My ‘issue’ with this is that it takes a few seconds to open the VPN tunnel, and when the better half has to wait that 5-6 seconds when e.g. wanting to open or close the garage door I’m the one who gets it :slight_smile:

I want to try the direct connection route to see if this can be a faster way of connecting to the Vera box, as I think the Mios servers slow this down abit.
(Not saying this will be in ‘production’, but I want to test it out, and can’t seem to get the settings just right)

I think I may have misunderstood something in regards to how Homewave ‘logs in to’ Vera when connected locally vs. when connecting from a remote network.
I thought it was the same ‘mecanisms’ in use, but I understand it from previous posts that it is not.

If someone has any thoughts about how to set the settings right, I’d appreciate it.

Thanks
TommyE

TommyE,

Here is the design spec for access points like HomeWave: http://wiki.micasaverde.com/index.php/UI_Simple

It should give you an idea about what MCV is doing with its “forwarding” servers, and how different LAN and MiOS access are.

Edit: rereading your post I think I see the misunderstanding.

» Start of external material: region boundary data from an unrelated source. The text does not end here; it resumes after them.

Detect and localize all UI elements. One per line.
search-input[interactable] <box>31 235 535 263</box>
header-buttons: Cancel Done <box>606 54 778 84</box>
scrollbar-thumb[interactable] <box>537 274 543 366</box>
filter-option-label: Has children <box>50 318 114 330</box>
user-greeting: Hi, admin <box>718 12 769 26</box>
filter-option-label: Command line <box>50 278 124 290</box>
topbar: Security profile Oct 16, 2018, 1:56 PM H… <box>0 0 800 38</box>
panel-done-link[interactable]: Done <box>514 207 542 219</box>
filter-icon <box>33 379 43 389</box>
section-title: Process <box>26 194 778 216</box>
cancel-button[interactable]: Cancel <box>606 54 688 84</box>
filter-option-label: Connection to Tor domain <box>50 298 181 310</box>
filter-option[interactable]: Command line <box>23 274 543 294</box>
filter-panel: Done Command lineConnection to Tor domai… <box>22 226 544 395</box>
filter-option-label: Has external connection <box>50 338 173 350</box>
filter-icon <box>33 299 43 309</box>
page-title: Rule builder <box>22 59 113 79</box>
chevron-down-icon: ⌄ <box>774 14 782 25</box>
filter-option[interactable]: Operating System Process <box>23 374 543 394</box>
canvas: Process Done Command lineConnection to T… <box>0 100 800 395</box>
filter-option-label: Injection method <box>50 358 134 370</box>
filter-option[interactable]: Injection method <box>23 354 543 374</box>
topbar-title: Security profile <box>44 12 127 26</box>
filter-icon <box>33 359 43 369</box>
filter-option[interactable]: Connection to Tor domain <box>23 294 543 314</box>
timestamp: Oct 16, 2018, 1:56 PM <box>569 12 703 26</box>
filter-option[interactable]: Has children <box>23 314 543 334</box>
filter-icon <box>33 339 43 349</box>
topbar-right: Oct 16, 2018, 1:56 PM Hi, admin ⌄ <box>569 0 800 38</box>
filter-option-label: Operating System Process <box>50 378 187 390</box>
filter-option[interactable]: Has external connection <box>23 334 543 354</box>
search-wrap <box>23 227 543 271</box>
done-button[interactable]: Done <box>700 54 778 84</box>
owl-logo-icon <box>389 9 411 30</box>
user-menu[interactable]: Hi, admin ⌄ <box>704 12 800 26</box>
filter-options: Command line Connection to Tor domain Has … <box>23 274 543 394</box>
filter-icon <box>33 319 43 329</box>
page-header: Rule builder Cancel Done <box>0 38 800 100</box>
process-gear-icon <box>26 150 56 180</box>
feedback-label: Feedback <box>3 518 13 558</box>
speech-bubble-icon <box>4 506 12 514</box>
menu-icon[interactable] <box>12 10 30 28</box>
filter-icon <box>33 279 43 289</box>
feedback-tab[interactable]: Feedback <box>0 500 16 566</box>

On the LAN there is no “logging into” Vera. Vera doesn’t know about users, nor passwords; that’s all a veneer that mios.com layers on. On the LAN, there is just stateless, unauthenticated, unencrypted HTTP. When you port forward port 3480 to the world you are giving this same access to the world.

When you port forward port 3480 to the world you are giving this same access to the world.
And the API's are so open you can turn the whole Vera unit into a rouge agent to probe and attach any other device on your LAN.

Similarly many Internet cameras are running a Linux based OS. How many of them have intentional and/or unintentional back doors that can be exploited. With the computing power in most devices today … just about any device can be a target … and if you open a port to the WAN for that device, then you just exposed all your LAN devices via that device.

A good quality router is what keeps these attacks moving on to easier targets.
You would be shocked at the number of probes that are made to my pubic IP … checking for vulnerable ports on a regular basis!

Hello

Thanks all for your replies and thoughts.

I’ve closed the NATing and I’m using either Mios or Certificatebased ondemand VPN.